The leading-hand ordered:
"Prisoner and escort, quick march!" And, at the table, "Off cap!"
Beuring's cap came off and the leading-hand quickly bent and took it from his hand. A prisoner on a charge like this must be allowed no incentive to increase his culpability, and a cap flung in a captain's face would be even more unthinkable than striking the coxswain.
In the same unemotional voice Rennie read the charge. Bentley said:
"Have you anything to say?"
"No."
"Answer `sir'!" Rennie snapped, his body taut.
"No, sir."
Bentley looked sideways.
"Coxswain?"
"At about two o'clock yesterday afternoon, sir," Rennie started, "I spoke to Able-seaman Beuring on the upperdeck..."
Bentley, who knew all the circumstances from Randall, to whom Beuring had been first taken, listened impatiently behind his facade of impartiality. He had never felt less impartial in his life. But the officers heard Rennie's story with open interest-most cases they attended were simple uncomplicated offences against regulations; but this one as Rennie's voice unfolded it possessed a novel touch of sublety. And none of them had been present at a charge so serious.

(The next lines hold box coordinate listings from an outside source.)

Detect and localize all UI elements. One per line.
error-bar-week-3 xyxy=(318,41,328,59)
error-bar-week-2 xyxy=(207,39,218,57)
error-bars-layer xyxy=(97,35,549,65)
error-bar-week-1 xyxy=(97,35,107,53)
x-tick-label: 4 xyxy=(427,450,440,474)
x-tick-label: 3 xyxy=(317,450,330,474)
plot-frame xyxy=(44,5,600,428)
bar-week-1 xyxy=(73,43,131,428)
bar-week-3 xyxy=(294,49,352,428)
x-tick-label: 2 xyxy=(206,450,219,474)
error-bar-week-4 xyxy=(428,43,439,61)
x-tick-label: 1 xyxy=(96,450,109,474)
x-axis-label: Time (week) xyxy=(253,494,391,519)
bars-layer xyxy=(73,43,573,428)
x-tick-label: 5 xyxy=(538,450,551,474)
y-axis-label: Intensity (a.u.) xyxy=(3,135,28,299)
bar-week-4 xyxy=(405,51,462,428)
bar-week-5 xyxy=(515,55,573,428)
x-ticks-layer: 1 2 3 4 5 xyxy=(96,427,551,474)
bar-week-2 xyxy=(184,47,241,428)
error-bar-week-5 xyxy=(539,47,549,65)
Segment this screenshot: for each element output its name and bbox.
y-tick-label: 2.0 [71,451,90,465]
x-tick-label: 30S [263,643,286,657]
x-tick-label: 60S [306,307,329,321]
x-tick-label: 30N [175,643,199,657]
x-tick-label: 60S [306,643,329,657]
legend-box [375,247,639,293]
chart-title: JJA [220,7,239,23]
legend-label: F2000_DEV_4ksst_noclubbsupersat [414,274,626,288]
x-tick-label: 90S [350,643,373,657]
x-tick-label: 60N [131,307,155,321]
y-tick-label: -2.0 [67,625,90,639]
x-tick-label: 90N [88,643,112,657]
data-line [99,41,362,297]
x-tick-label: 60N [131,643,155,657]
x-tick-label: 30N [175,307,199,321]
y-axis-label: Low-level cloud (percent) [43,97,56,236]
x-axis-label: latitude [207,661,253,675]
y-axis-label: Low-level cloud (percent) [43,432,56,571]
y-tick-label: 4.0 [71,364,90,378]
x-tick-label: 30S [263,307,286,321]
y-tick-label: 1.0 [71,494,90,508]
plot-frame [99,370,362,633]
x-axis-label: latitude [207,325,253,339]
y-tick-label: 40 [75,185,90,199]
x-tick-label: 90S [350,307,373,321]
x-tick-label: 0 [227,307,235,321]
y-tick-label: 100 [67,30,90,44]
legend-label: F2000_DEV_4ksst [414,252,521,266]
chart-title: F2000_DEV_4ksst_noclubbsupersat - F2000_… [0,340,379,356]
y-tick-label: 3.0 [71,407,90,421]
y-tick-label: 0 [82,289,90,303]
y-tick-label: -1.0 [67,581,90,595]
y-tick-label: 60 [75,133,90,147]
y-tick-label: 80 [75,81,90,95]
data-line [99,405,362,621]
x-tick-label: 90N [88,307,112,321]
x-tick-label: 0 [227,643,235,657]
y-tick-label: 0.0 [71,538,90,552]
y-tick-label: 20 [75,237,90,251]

"... then he struck me, sir. I tried to g
rapple with him and secure his arms. I..." For the first time Rennie's voice faltered. He was admitting his physical inadequacy. "I failed to do that, sir. He continued his attack and I was almost unconscious when Chief Petty-officer Walker came on the scene. The offender was subdued and taken under escort before the officer of the watch, sir."
"And you, Cox'n?" Bentley said, very softly.
"I was taken to the sickbay, sir."
Silence fell on the little group. From down near the quarterdeck came the muted clang of a chipping hammer. Above their heads the search radar-aerial swung disinterestedly, its noise of operation a rhythmic electronic whirr.